De Minister gaat in haar brief uitgebreid in op de individuele disproportionele last, zo lezen de leden van de VVD-fractie. Is de informatie op basis waarvan
ondernemers deze stap kunnen zetten inmiddels gepubliceerd op RVO.nl? Zo nee, wanneer
wordt dit geplaatst?
RVO.nl heeft de aanvullende informatie inmiddels op de website gepubliceerd.
Ondernemers en hun gemachtigden die al een beroep hebben gedaan op de individuele
disproportionele last, hebben daarnaast een informatiebrief van RVO.nl ontvangen over
de procedure en de aanvullende informatie die aangeleverd dient te worden.
De leden van de VVD-fractie ondersteunen de lijn van de Minister richting de Europese
Commissie waarin zij benadrukt dat Nederland onder de maximale fosfaatproductie blijft.

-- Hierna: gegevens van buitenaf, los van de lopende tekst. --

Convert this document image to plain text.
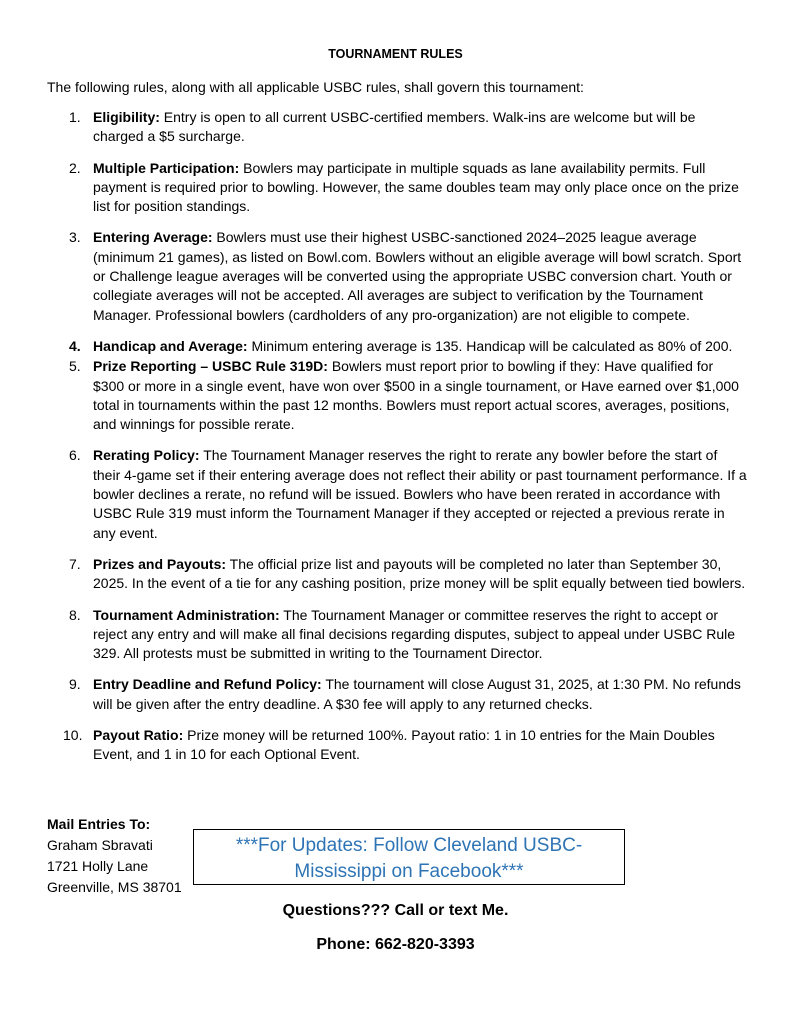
TOURNAMENT RULES
The following rules, along with all applicable USBC rules, shall govern this tournament:
1. Eligibility: Entry is open to all current USBC-certified members. Walk-ins are welcome but will be charged a $5 surcharge.
2. Multiple Participation: Bowlers may participate in multiple squads as lane availability permits. Full payment is required prior to bowling. However, the same doubles team may only place once on the prize list for position standings.
3. Entering Average: Bowlers must use their highest USBC-sanctioned 2024–2025 league average (minimum 21 games), as listed on Bowl.com. Bowlers without an eligible average will bowl scratch. Sport or Challenge league averages will be converted using the appropriate USBC conversion chart. Youth or collegiate averages will not be accepted. All averages are subject to verification by the Tournament Manager. Professional bowlers (cardholders of any pro-organization) are not eligible to compete.
4. Handicap and Average: Minimum entering average is 135. Handicap will be calculated as 80% of 200.
5. Prize Reporting – USBC Rule 319D: Bowlers must report prior to bowling if they: Have qualified for $300 or more in a single event, have won over $500 in a single tournament, or Have earned over $1,000 total in tournaments within the past 12 months. Bowlers must report actual scores, averages, positions, and winnings for possible rerate.
6. Rerating Policy: The Tournament Manager reserves the right to rerate any bowler before the start of their 4-game set if their entering average does not reflect their ability or past tournament performance. If a bowler declines a rerate, no refund will be issued. Bowlers who have been rerated in accordance with USBC Rule 319 must inform the Tournament Manager if they accepted or rejected a previous rerate in any event.
7. Prizes and Payouts: The official prize list and payouts will be completed no later than September 30, 2025. In the event of a tie for any cashing position, prize money will be split equally between tied bowlers.
8. Tournament Administration: The Tournament Manager or committee reserves the right to accept or reject any entry and will make all final decisions regarding disputes, subject to appeal under USBC Rule 329. All protests must be submitted in writing to the Tournament Director.
9. Entry Deadline and Refund Policy: The tournament will close August 31, 2025, at 1:30 PM. No refunds will be given after the entry deadline. A $30 fee will apply to any returned checks.
10. Payout Ratio: Prize money will be returned 100%. Payout ratio: 1 in 10 entries for the Main Doubles Event, and 1 in 10 for each Optional Event.
Mail Entries To:
Graham Sbravati
1721 Holly Lane
Greenville, MS 38701
***For Updates: Follow Cleveland USBC-
Mississippi on Facebook***
Questions??? Call or text Me.
Phone: 662-820-3393
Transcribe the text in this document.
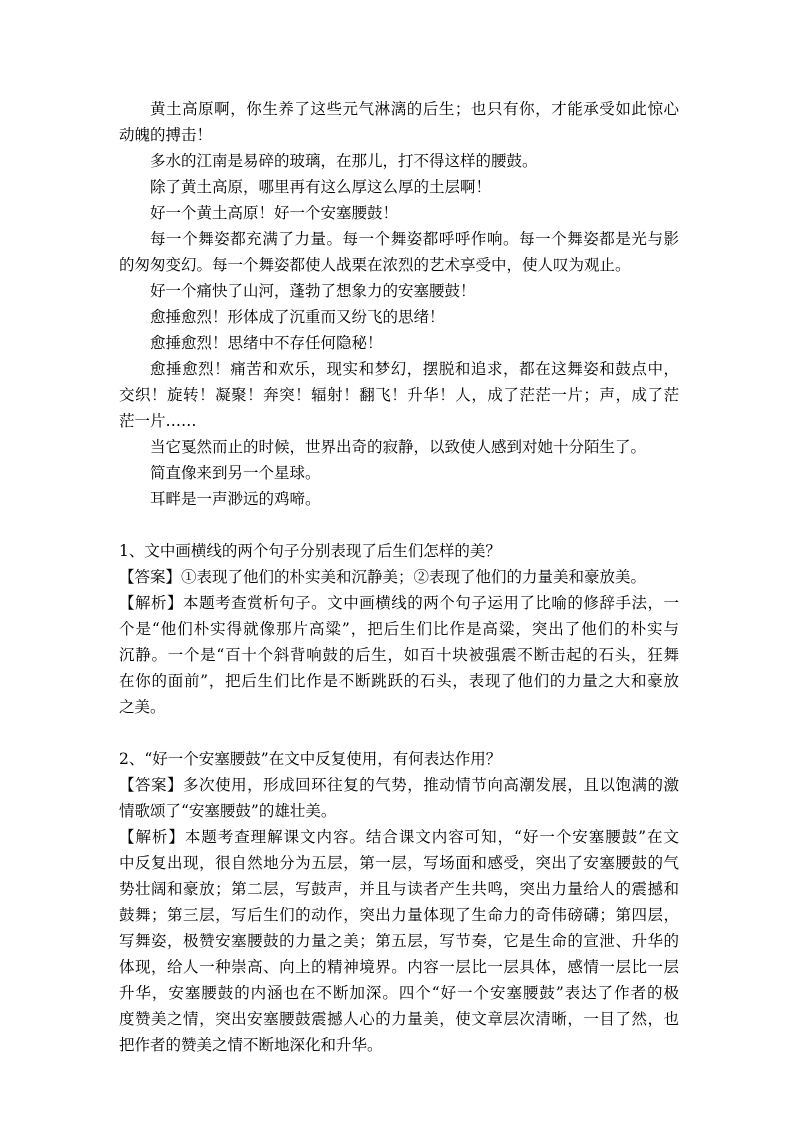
黄土高原啊，你生养了这些元气淋漓的后生；也只有你，才能承受如此惊心
动魄的搏击！
多水的江南是易碎的玻璃，在那儿，打不得这样的腰鼓。
除了黄土高原，哪里再有这么厚这么厚的土层啊！
好一个黄土高原！好一个安塞腰鼓！
每一个舞姿都充满了力量。每一个舞姿都呼呼作响。每一个舞姿都是光与影
的匆匆变幻。每一个舞姿都使人战栗在浓烈的艺术享受中，使人叹为观止。
好一个痛快了山河，蓬勃了想象力的安塞腰鼓！
愈捶愈烈！形体成了沉重而又纷飞的思绪！
愈捶愈烈！思绪中不存任何隐秘！
愈捶愈烈！痛苦和欢乐，现实和梦幻，摆脱和追求，都在这舞姿和鼓点中，
交织！旋转！凝聚！奔突！辐射！翻飞！升华！人，成了茫茫一片；声，成了茫
茫一片……
当它戛然而止的时候，世界出奇的寂静，以致使人感到对她十分陌生了。
简直像来到另一个星球。
耳畔是一声渺远的鸡啼。
1、文中画横线的两个句子分别表现了后生们怎样的美？
【答案】①表现了他们的朴实美和沉静美；②表现了他们的力量美和豪放美。
【解析】本题考查赏析句子。文中画横线的两个句子运用了比喻的修辞手法，一
个是“他们朴实得就像那片高粱”，把后生们比作是高粱，突出了他们的朴实与
沉静。一个是“百十个斜背响鼓的后生，如百十块被强震不断击起的石头，狂舞
在你的面前”，把后生们比作是不断跳跃的石头，表现了他们的力量之大和豪放
之美。
2、“好一个安塞腰鼓”在文中反复使用，有何表达作用？
【答案】多次使用，形成回环往复的气势，推动情节向高潮发展，且以饱满的激
情歌颂了“安塞腰鼓”的雄壮美。
【解析】本题考查理解课文内容。结合课文内容可知，“好一个安塞腰鼓”在文
中反复出现，很自然地分为五层，第一层，写场面和感受，突出了安塞腰鼓的气
势壮阔和豪放；第二层，写鼓声，并且与读者产生共鸣，突出力量给人的震撼和
鼓舞；第三层，写后生们的动作，突出力量体现了生命力的奇伟磅礴；第四层，
写舞姿，极赞安塞腰鼓的力量之美；第五层，写节奏，它是生命的宣泄、升华的
体现，给人一种崇高、向上的精神境界。内容一层比一层具体，感情一层比一层
升华，安塞腰鼓的内涵也在不断加深。四个“好一个安塞腰鼓”表达了作者的极
度赞美之情，突出安塞腰鼓震撼人心的力量美，使文章层次清晰，一目了然，也
把作者的赞美之情不断地深化和升华。
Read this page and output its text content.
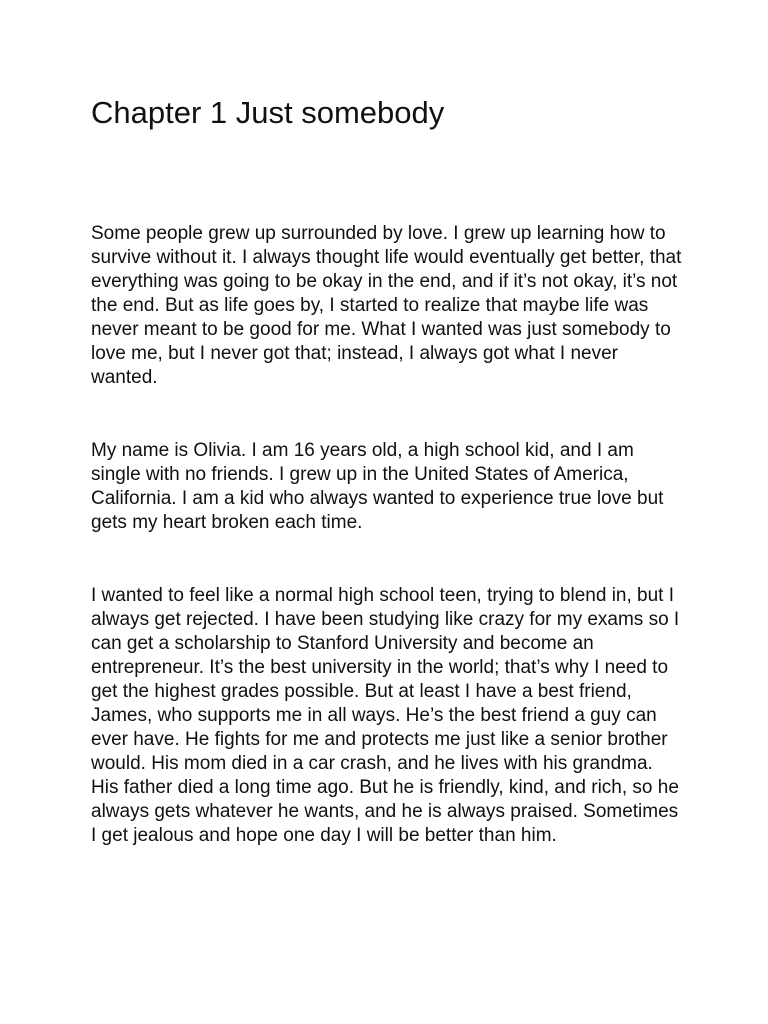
Chapter 1 Just somebody

Some people grew up surrounded by love. I grew up learning how to survive without it. I always thought life would eventually get better, that everything was going to be okay in the end, and if it’s not okay, it’s not the end. But as life goes by, I started to realize that maybe life was never meant to be good for me. What I wanted was just somebody to love me, but I never got that; instead, I always got what I never wanted.

My name is Olivia. I am 16 years old, a high school kid, and I am single with no friends. I grew up in the United States of America, California. I am a kid who always wanted to experience true love but gets my heart broken each time.

I wanted to feel like a normal high school teen, trying to blend in, but I always get rejected. I have been studying like crazy for my exams so I can get a scholarship to Stanford University and become an entrepreneur. It’s the best university in the world; that’s why I need to get the highest grades possible. But at least I have a best friend, James, who supports me in all ways. He’s the best friend a guy can ever have. He fights for me and protects me just like a senior brother would. His mom died in a car crash, and he lives with his grandma. His father died a long time ago. But he is friendly, kind, and rich, so he always gets whatever he wants, and he is always praised. Sometimes I get jealous and hope one day I will be better than him.
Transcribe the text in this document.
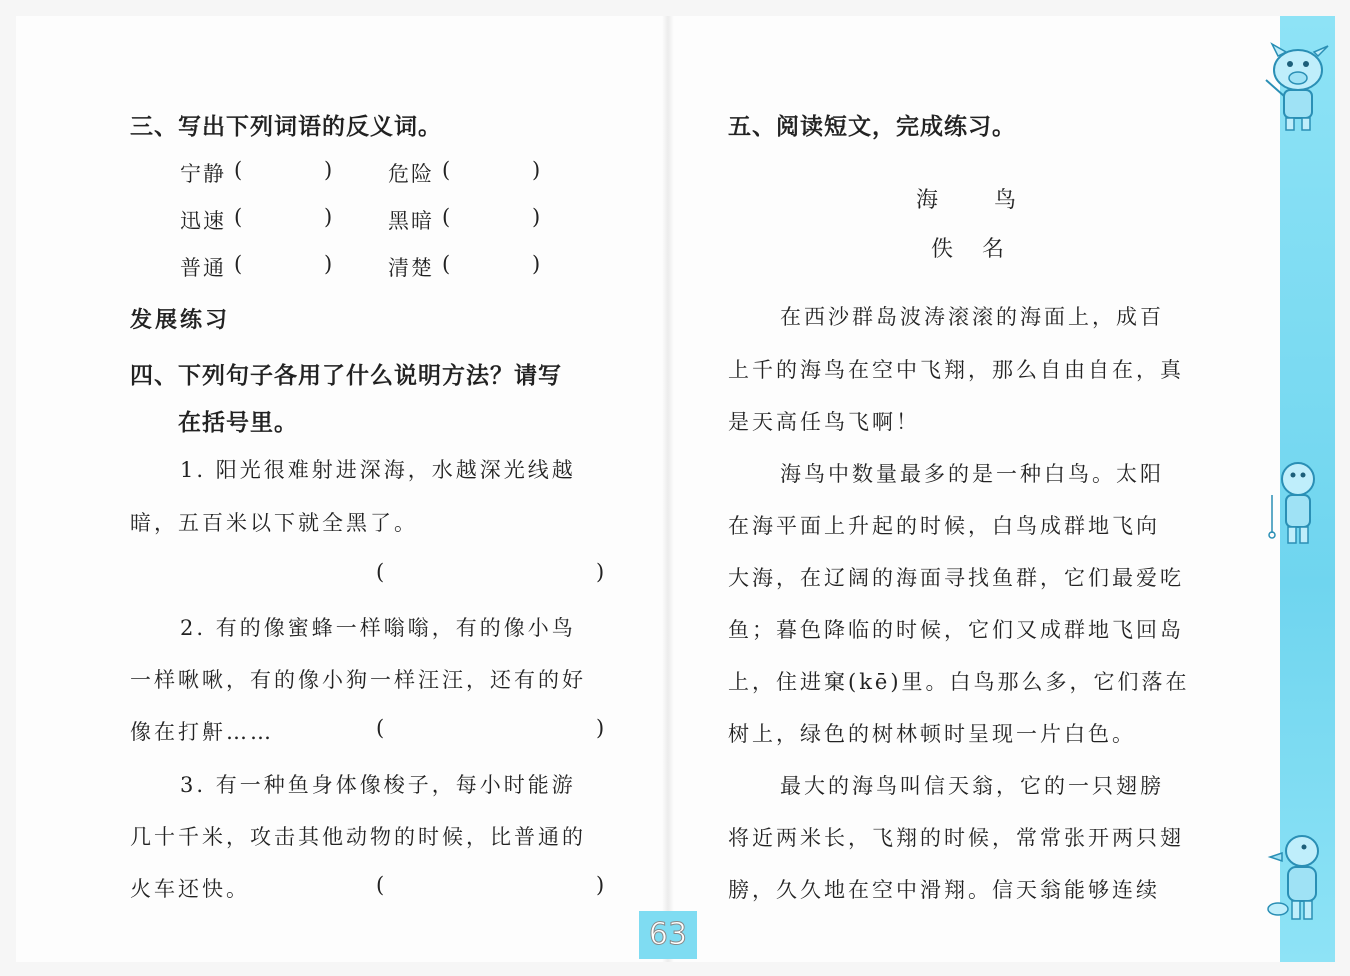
三、写出下列词语的反义词。
宁静 (	)	危险 (	)
迅速 (	)	黑暗 (	)
普通 (	)	清楚 (	)
发展练习
四、下列句子各用了什么说明方法？请写
在括号里。
1. 阳光很难射进深海，水越深光线越
暗，五百米以下就全黑了。
(	)
2. 有的像蜜蜂一样嗡嗡，有的像小鸟
一样啾啾，有的像小狗一样汪汪，还有的好
像在打鼾……	(	)
3. 有一种鱼身体像梭子，每小时能游
几十千米，攻击其他动物的时候，比普通的
火车还快。	(	)
五、阅读短文，完成练习。
海 鸟
佚 名
在西沙群岛波涛滚滚的海面上，成百
上千的海鸟在空中飞翔，那么自由自在，真
是天高任鸟飞啊！
海鸟中数量最多的是一种白鸟。太阳
在海平面上升起的时候，白鸟成群地飞向
大海，在辽阔的海面寻找鱼群，它们最爱吃
鱼；暮色降临的时候，它们又成群地飞回岛
上，住进窠(kē)里。白鸟那么多，它们落在
树上，绿色的树林顿时呈现一片白色。
最大的海鸟叫信天翁，它的一只翅膀
将近两米长，飞翔的时候，常常张开两只翅
膀，久久地在空中滑翔。信天翁能够连续
63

Wel hebben zij vragen over het niet uitvoeren van de motie van de leden Geurts en
Lodders over het mogelijk maken dat maximaal 10% van de in bezit zijnde fosfaatrechten
verhuurd of gehuurd kunnen worden zonder dat hier een afroming op plaatsvindt (Kamerstuk
33 037, nr. 295). Deze leden betreuren het dat de reden waarom deze motie is ingediend onderbelicht
blijft. Zoals de Minister weet werken de melkveehouders met levend vee. Dat betekent
dat zij aan het einde van het jaar niet aan de fosfaatproductieknop kunnen draaien
en deze «uit» kunnen zetten. De melkkoe produceert melk en levert daarmee ook fosfaat.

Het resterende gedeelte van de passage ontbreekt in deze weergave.